It was when the Spaniard men came that indigenous women were told and taught ‘how to be feminine’ and it is nowadays that indigenous women are told and taught ‘how to be strong’. Both critics place Cleo in a perspective where she is a symbol of oppression and a ladder for someone else to thrive and although it is important to acknowledge the racial inequalities that indigenous women face it is equally important to acknowledge the courage it takes for them to get to where they are at. For indigenous women, the starting point was much lower and therefore took double the effort than for white women. Both critics analyze Cleo’s perspective from a class view and do not take a gender approach. Sanchez Prado views Cleo’s domestic labor as a tool for Sofia to persevere but fails to view Cleo’s labor as for herself. Richard Brody views Cleo as a ‘silent angel’ (Brody 2018). A stereotype of working-class people, not even mentioning her indigenous ethnicity and placing her in the same category as mestizo working class people which would be highly inaccurate. As both critics seem to approach Cleo’s analysis without considering race or gender, their analysis of her seems fall once again into a generalization commonly seen and commonly applied to indigenous women where they must constantly prove their strength and self-worth through the Eurocentric definition of it. It also perpetuates the ideology that the indigenous population are not allowed to do anything for themselves. In Latin America only mestizos are allowed to search for their own needs and wants.

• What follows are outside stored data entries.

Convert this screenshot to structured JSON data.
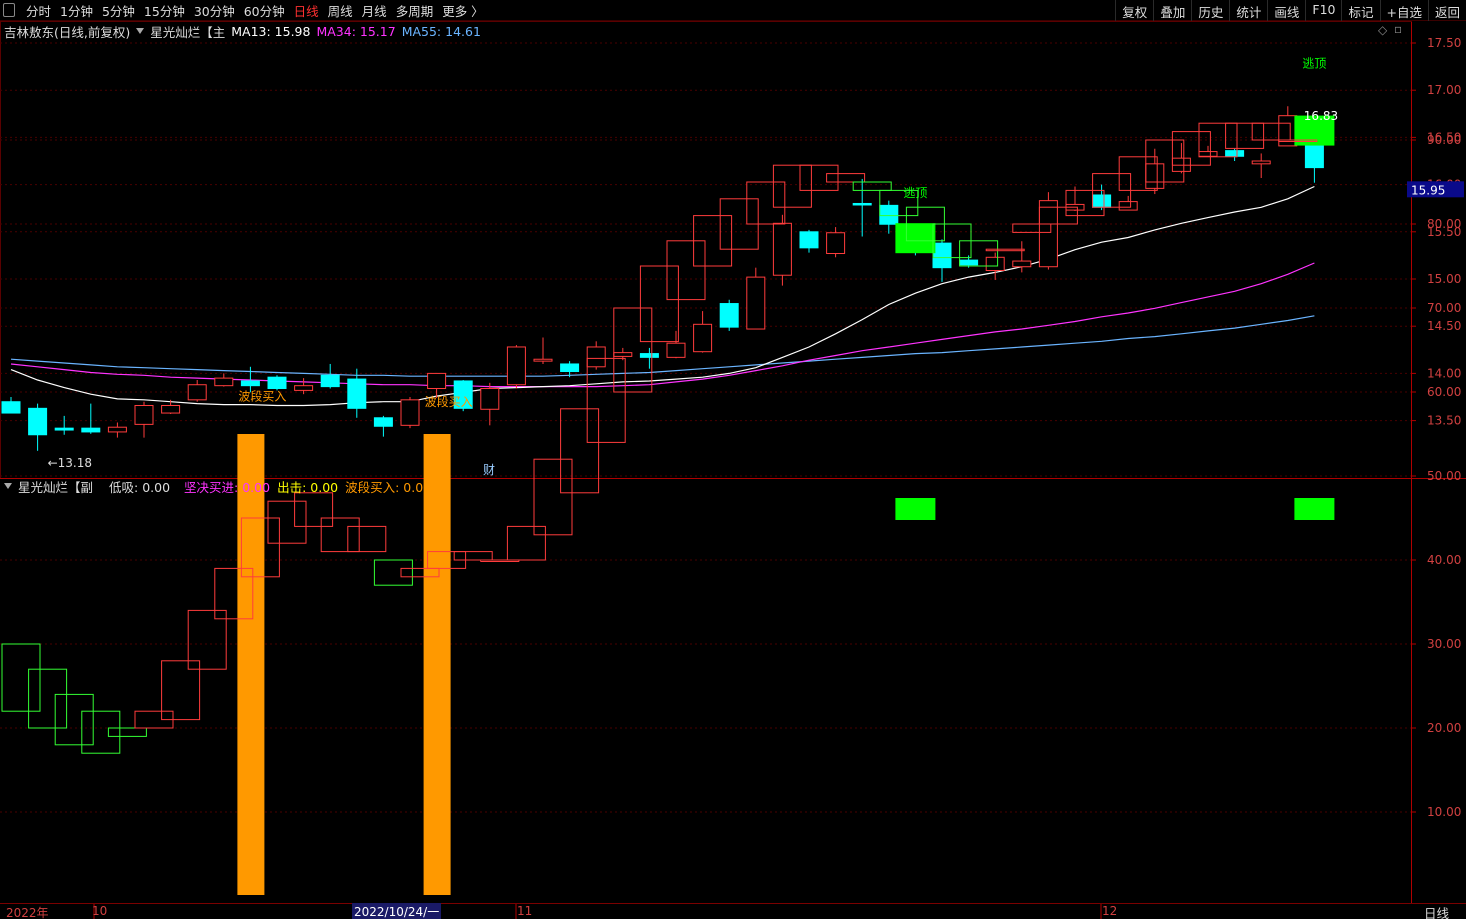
{
  "toolbar": {
    "tabs": [
      "分时",
      "1分钟",
      "5分钟",
      "15分钟",
      "30分钟",
      "60分钟",
      "日线",
      "周线",
      "月线",
      "多周期",
      "更多 〉"
    ],
    "active_tab": "日线",
    "tools": [
      "复权",
      "叠加",
      "历史",
      "统计",
      "画线",
      "F10",
      "标记",
      "+自选",
      "返回"
    ]
  },
  "main_panel": {
    "stock": "吉林敖东(日线,前复权)",
    "indicator": "星光灿烂【主",
    "ma13_label": "MA13: 15.98",
    "ma34_label": "MA34: 15.17",
    "ma55_label": "MA55: 14.61",
    "current_price": "15.95",
    "high_marker": "16.83",
    "low_marker": "←13.18",
    "finance_mark": "财",
    "signal_top": "逃顶",
    "signal_buy": "波段买入"
  },
  "sub_panel": {
    "indicator": "星光灿烂【副",
    "low_label": "低吸: 0.00",
    "firm_label": "坚决买进: 0.00",
    "exit_label": "出击: 0.00",
    "wave_label": "波段买入: 0.00"
  },
  "time_axis": {
    "labels": [
      "2022年",
      "10",
      "2022/10/24/一",
      "11",
      "12"
    ],
    "period": "日线"
  },
  "colors": {
    "up": "#ff3c3c",
    "down": "#00ffff",
    "ma13": "#ffffff",
    "ma34": "#ff33ff",
    "ma55": "#6ab4ff",
    "signal_green": "#00ff00",
    "wave_buy": "#ff9900",
    "axis_red": "#b00000"
  },
  "chart_data": [
    {
      "type": "candlestick",
      "title": "吉林敖东(日线,前复权)",
      "ylim": [
        13.2,
        17.6
      ],
      "yticks": [
        13.5,
        14.0,
        14.5,
        15.0,
        15.5,
        16.0,
        16.5,
        17.0,
        17.5
      ],
      "ytick_labels": [
        "13.50",
        "14.00",
        "14.50",
        "15.00",
        "15.50",
        "16.00",
        "16.50",
        "17.00",
        "17.50"
      ],
      "candles": [
        {
          "o": 13.7,
          "h": 13.75,
          "l": 13.58,
          "c": 13.58
        },
        {
          "o": 13.63,
          "h": 13.68,
          "l": 13.18,
          "c": 13.35
        },
        {
          "o": 13.42,
          "h": 13.55,
          "l": 13.35,
          "c": 13.4
        },
        {
          "o": 13.42,
          "h": 13.68,
          "l": 13.36,
          "c": 13.38
        },
        {
          "o": 13.38,
          "h": 13.48,
          "l": 13.32,
          "c": 13.43
        },
        {
          "o": 13.46,
          "h": 13.7,
          "l": 13.32,
          "c": 13.66
        },
        {
          "o": 13.58,
          "h": 13.72,
          "l": 13.57,
          "c": 13.66
        },
        {
          "o": 13.72,
          "h": 13.93,
          "l": 13.7,
          "c": 13.88
        },
        {
          "o": 13.87,
          "h": 14.0,
          "l": 13.86,
          "c": 13.95
        },
        {
          "o": 13.92,
          "h": 14.07,
          "l": 13.8,
          "c": 13.87
        },
        {
          "o": 13.96,
          "h": 13.98,
          "l": 13.82,
          "c": 13.84
        },
        {
          "o": 13.82,
          "h": 13.95,
          "l": 13.78,
          "c": 13.87
        },
        {
          "o": 13.98,
          "h": 14.1,
          "l": 13.84,
          "c": 13.86
        },
        {
          "o": 13.94,
          "h": 14.05,
          "l": 13.53,
          "c": 13.63
        },
        {
          "o": 13.53,
          "h": 13.55,
          "l": 13.33,
          "c": 13.44
        },
        {
          "o": 13.45,
          "h": 13.75,
          "l": 13.42,
          "c": 13.72
        },
        {
          "o": 13.84,
          "h": 14.0,
          "l": 13.74,
          "c": 14.0
        },
        {
          "o": 13.92,
          "h": 13.93,
          "l": 13.6,
          "c": 13.63
        },
        {
          "o": 13.62,
          "h": 13.9,
          "l": 13.45,
          "c": 13.84
        },
        {
          "o": 13.88,
          "h": 14.3,
          "l": 13.84,
          "c": 14.28
        },
        {
          "o": 14.13,
          "h": 14.38,
          "l": 14.1,
          "c": 14.15
        },
        {
          "o": 14.1,
          "h": 14.13,
          "l": 13.96,
          "c": 14.02
        },
        {
          "o": 14.07,
          "h": 14.34,
          "l": 14.04,
          "c": 14.28
        },
        {
          "o": 14.18,
          "h": 14.27,
          "l": 14.14,
          "c": 14.22
        },
        {
          "o": 14.21,
          "h": 14.27,
          "l": 14.05,
          "c": 14.17
        },
        {
          "o": 14.17,
          "h": 14.45,
          "l": 14.16,
          "c": 14.32
        },
        {
          "o": 14.23,
          "h": 14.66,
          "l": 14.22,
          "c": 14.52
        },
        {
          "o": 14.74,
          "h": 14.78,
          "l": 14.45,
          "c": 14.49
        },
        {
          "o": 14.47,
          "h": 15.12,
          "l": 14.47,
          "c": 15.02
        },
        {
          "o": 15.04,
          "h": 15.68,
          "l": 14.93,
          "c": 15.59
        },
        {
          "o": 15.5,
          "h": 15.52,
          "l": 15.28,
          "c": 15.33
        },
        {
          "o": 15.27,
          "h": 15.55,
          "l": 15.23,
          "c": 15.49
        },
        {
          "o": 15.8,
          "h": 16.06,
          "l": 15.45,
          "c": 15.79
        },
        {
          "o": 15.78,
          "h": 15.83,
          "l": 15.48,
          "c": 15.58
        },
        {
          "o": 15.49,
          "h": 15.57,
          "l": 15.25,
          "c": 15.35
        },
        {
          "o": 15.38,
          "h": 15.42,
          "l": 14.97,
          "c": 15.12
        },
        {
          "o": 15.2,
          "h": 15.25,
          "l": 15.12,
          "c": 15.15
        },
        {
          "o": 15.09,
          "h": 15.28,
          "l": 14.99,
          "c": 15.23
        },
        {
          "o": 15.13,
          "h": 15.4,
          "l": 15.07,
          "c": 15.19
        },
        {
          "o": 15.13,
          "h": 15.92,
          "l": 15.1,
          "c": 15.83
        },
        {
          "o": 15.73,
          "h": 15.98,
          "l": 15.72,
          "c": 15.79
        },
        {
          "o": 15.89,
          "h": 16.0,
          "l": 15.73,
          "c": 15.76
        },
        {
          "o": 15.73,
          "h": 15.88,
          "l": 15.73,
          "c": 15.82
        },
        {
          "o": 15.96,
          "h": 16.38,
          "l": 15.9,
          "c": 16.22
        },
        {
          "o": 16.14,
          "h": 16.44,
          "l": 16.12,
          "c": 16.28
        },
        {
          "o": 16.3,
          "h": 16.41,
          "l": 16.3,
          "c": 16.35
        },
        {
          "o": 16.36,
          "h": 16.38,
          "l": 16.25,
          "c": 16.3
        },
        {
          "o": 16.22,
          "h": 16.33,
          "l": 16.07,
          "c": 16.25
        },
        {
          "o": 16.41,
          "h": 16.83,
          "l": 16.41,
          "c": 16.73
        },
        {
          "o": 16.62,
          "h": 16.71,
          "l": 16.02,
          "c": 16.18
        }
      ],
      "ma13": [
        14.04,
        13.93,
        13.85,
        13.78,
        13.73,
        13.72,
        13.7,
        13.68,
        13.67,
        13.67,
        13.66,
        13.66,
        13.67,
        13.69,
        13.7,
        13.7,
        13.76,
        13.8,
        13.84,
        13.85,
        13.86,
        13.87,
        13.89,
        13.91,
        13.92,
        13.94,
        13.96,
        14.0,
        14.06,
        14.17,
        14.28,
        14.42,
        14.57,
        14.73,
        14.85,
        14.95,
        15.02,
        15.07,
        15.13,
        15.21,
        15.31,
        15.39,
        15.44,
        15.52,
        15.59,
        15.65,
        15.71,
        15.76,
        15.85,
        15.98
      ],
      "ma34": [
        14.1,
        14.07,
        14.04,
        14.01,
        13.99,
        13.98,
        13.96,
        13.95,
        13.94,
        13.93,
        13.92,
        13.91,
        13.9,
        13.89,
        13.88,
        13.88,
        13.87,
        13.87,
        13.86,
        13.86,
        13.86,
        13.86,
        13.86,
        13.87,
        13.88,
        13.91,
        13.94,
        13.98,
        14.03,
        14.08,
        14.14,
        14.19,
        14.24,
        14.28,
        14.32,
        14.36,
        14.4,
        14.44,
        14.47,
        14.51,
        14.55,
        14.6,
        14.64,
        14.69,
        14.75,
        14.81,
        14.87,
        14.95,
        15.05,
        15.17
      ],
      "ma55": [
        14.15,
        14.13,
        14.11,
        14.09,
        14.07,
        14.06,
        14.05,
        14.04,
        14.03,
        14.02,
        14.01,
        14.0,
        13.99,
        13.98,
        13.98,
        13.97,
        13.97,
        13.97,
        13.97,
        13.97,
        13.97,
        13.98,
        13.99,
        14.0,
        14.01,
        14.03,
        14.05,
        14.07,
        14.09,
        14.11,
        14.13,
        14.15,
        14.17,
        14.19,
        14.21,
        14.22,
        14.24,
        14.26,
        14.28,
        14.3,
        14.32,
        14.34,
        14.37,
        14.39,
        14.42,
        14.45,
        14.48,
        14.52,
        14.56,
        14.61
      ]
    },
    {
      "type": "bar",
      "title": "星光灿烂【副",
      "ylim": [
        0,
        98
      ],
      "yticks": [
        10,
        20,
        30,
        40,
        50,
        60,
        70,
        80,
        90
      ],
      "ytick_labels": [
        "10.00",
        "20.00",
        "30.00",
        "40.00",
        "50.00",
        "60.00",
        "70.00",
        "80.00",
        "90.00"
      ],
      "boxes": [
        {
          "o": 30.0,
          "c": 22.0
        },
        {
          "o": 27.0,
          "c": 20.0
        },
        {
          "o": 24.0,
          "c": 18.0
        },
        {
          "o": 22.0,
          "c": 17.0
        },
        {
          "o": 20.0,
          "c": 19.0
        },
        {
          "o": 20.0,
          "c": 22.0
        },
        {
          "o": 21.0,
          "c": 28.0
        },
        {
          "o": 27.0,
          "c": 34.0
        },
        {
          "o": 33.0,
          "c": 39.0
        },
        {
          "o": 38.0,
          "c": 45.0
        },
        {
          "o": 42.0,
          "c": 47.0
        },
        {
          "o": 44.0,
          "c": 48.0
        },
        {
          "o": 41.0,
          "c": 45.0
        },
        {
          "o": 41.0,
          "c": 44.0
        },
        {
          "o": 40.0,
          "c": 37.0
        },
        {
          "o": 38.0,
          "c": 39.0
        },
        {
          "o": 39.0,
          "c": 41.0
        },
        {
          "o": 40.0,
          "c": 41.0
        },
        {
          "o": 40.0,
          "c": 40.0
        },
        {
          "o": 40.0,
          "c": 44.0
        },
        {
          "o": 43.0,
          "c": 52.0
        },
        {
          "o": 48.0,
          "c": 58.0
        },
        {
          "o": 54.0,
          "c": 64.0
        },
        {
          "o": 60.0,
          "c": 70.0
        },
        {
          "o": 66.0,
          "c": 75.0
        },
        {
          "o": 71.0,
          "c": 78.0
        },
        {
          "o": 75.0,
          "c": 81.0
        },
        {
          "o": 77.0,
          "c": 83.0
        },
        {
          "o": 80.0,
          "c": 85.0
        },
        {
          "o": 82.0,
          "c": 87.0
        },
        {
          "o": 84.0,
          "c": 87.0
        },
        {
          "o": 85.0,
          "c": 86.0
        },
        {
          "o": 85.0,
          "c": 84.0
        },
        {
          "o": 84.0,
          "c": 81.0
        },
        {
          "o": 82.0,
          "c": 78.0
        },
        {
          "o": 80.0,
          "c": 76.0
        },
        {
          "o": 78.0,
          "c": 75.0
        },
        {
          "o": 77.0,
          "c": 77.0
        },
        {
          "o": 79.0,
          "c": 80.0
        },
        {
          "o": 80.0,
          "c": 82.0
        },
        {
          "o": 81.0,
          "c": 84.0
        },
        {
          "o": 82.0,
          "c": 86.0
        },
        {
          "o": 84.0,
          "c": 88.0
        },
        {
          "o": 85.0,
          "c": 90.0
        },
        {
          "o": 87.0,
          "c": 91.0
        },
        {
          "o": 88.0,
          "c": 92.0
        },
        {
          "o": 89.0,
          "c": 92.0
        },
        {
          "o": 90.0,
          "c": 92.0
        },
        {
          "o": 90.0,
          "c": 90.0
        }
      ],
      "wave_buy_bars": [
        {
          "index": 9,
          "value": 55
        },
        {
          "index": 16,
          "value": 55
        }
      ],
      "top_signal_bars": [
        {
          "index": 34
        },
        {
          "index": 49
        }
      ]
    }
  ]
}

When applying class themes to this discussion we go back to the independence of Latin America. In Chapter 4 “Independence” in the book Born in Blood & Fire by John Charles Chasteen published in 2016, he talks about the independence movement in Latin America being orchestrated mainly by the Creoles which were Spanish descendants born in Latin America (Chasteen 101). This independence movement did not include indigenous or black population in the sense that after being liberated from the Spaniards the indigenous and black people’s situation did not change much (Chasteen 116). This links back to our discussion previously, by demonstrating that indigenous and black women did not have the same opportunities as mestizo women at the same time mestizo women did. Much time had to pass for them to gain opportunities and until this day they still do not have equal opportunities in comparison to mestizo women. It is unfair and unrealistic to expect indigenous women to fit in the same definition of feminism that was created for and by white women. Even in the Latin American context, mestizo women had a different starting point than indigenous women did. Therefore, it is of the upmost importance to consider context because when discussing feminism, one size does not fit all.
Sources
Brody, Richard. “There’s a Voice Missing in Alfonso Cuarón’s ‘Roma.’” The New Yorker, 18 Dec. 2018
Chasteen, John Charles. “Independence.” Born in Blood and Fire: A Concise History of Latin America, 4th ed., W. W. Norton & Company, 2016, pp. 95–120.